Этот же момент, только на русском материале XVII–XVIII вв., отмечает Елена Смилянская. Из церковных поучений и свидетельств иноземцев, бывавших в Московии, известно, что иконы нередко называли «богами». Так, Большой Московский собор 1666–1667 гг. обличал «неискусных людей», которые именуют образы «богами», а значит, не ведают «единства Божия»[348]. Эти простецы вряд ли верили, что икона, висящая в храме или у них дома в красном углу, — это и есть Господь. Если бы их прямо об этом спросили, они, видимо, ответили бы, что Бог на небе или что-то похожее. Однако, к негодованию образованных клириков, они ждали от образа автоматической эффективности, словно от амулета. И переносили на икону имя того, кто на ней изображен (если речь шла об образах Спасителя), либо называли «богами» все иконы, включая изображения святых. Тот, кому молишься, и есть Бог. Господь далеко, а Никола Угодник — вот. От него и спасение.

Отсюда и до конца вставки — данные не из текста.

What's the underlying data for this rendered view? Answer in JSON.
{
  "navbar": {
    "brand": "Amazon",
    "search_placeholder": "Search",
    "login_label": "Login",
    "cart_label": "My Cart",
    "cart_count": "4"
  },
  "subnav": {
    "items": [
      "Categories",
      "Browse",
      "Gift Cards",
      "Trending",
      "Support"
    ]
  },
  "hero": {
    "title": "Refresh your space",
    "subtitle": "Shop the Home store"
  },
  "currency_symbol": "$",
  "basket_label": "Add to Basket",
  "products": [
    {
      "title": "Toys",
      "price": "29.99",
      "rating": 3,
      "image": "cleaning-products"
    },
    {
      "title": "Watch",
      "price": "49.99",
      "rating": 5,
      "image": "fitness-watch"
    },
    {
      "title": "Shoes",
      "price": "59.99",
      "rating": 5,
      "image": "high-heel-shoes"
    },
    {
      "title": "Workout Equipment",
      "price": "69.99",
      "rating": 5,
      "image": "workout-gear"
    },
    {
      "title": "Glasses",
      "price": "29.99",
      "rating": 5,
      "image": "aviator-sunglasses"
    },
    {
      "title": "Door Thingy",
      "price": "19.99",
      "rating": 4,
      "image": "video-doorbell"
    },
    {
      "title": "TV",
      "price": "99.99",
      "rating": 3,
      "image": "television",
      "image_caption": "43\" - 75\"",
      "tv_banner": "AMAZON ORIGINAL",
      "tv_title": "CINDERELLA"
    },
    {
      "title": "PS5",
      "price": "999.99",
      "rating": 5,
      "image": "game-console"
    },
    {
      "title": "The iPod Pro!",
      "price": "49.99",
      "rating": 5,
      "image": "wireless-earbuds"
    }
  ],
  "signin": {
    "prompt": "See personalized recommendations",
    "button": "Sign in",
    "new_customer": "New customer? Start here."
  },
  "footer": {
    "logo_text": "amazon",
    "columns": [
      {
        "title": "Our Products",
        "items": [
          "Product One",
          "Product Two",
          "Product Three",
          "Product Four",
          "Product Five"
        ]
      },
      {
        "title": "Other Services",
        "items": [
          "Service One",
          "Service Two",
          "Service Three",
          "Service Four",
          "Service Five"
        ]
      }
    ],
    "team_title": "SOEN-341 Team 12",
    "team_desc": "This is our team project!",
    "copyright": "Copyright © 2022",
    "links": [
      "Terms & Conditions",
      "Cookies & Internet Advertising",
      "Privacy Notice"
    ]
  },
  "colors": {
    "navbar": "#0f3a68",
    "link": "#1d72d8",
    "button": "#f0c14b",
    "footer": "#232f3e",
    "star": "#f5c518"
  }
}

Несмотря на церковные поучения против обожествления икон и запреты называть их «богами», «в народном сознании, — как пишет историк Елена Смилянская, — понятие „Божество“ осмыслялось вполне материально, прежде всего воплощенным в иконе». Так, в 1736 г. солдат Филипп Мандыхин, сетуя на погоду, сказал: «Вчера было у Бога сухо, а ныне мокро, я бы взял Бога (то есть икону. — М. М.) да кнутом и рассек». Подобное отсутствие пиетета проистекало не из сомнений во всесилии Бога, а «от свойственного обыденному религиозному сознанию сближения сакрального с земным и переноса земных отношений на отношения со Всевышним»[349].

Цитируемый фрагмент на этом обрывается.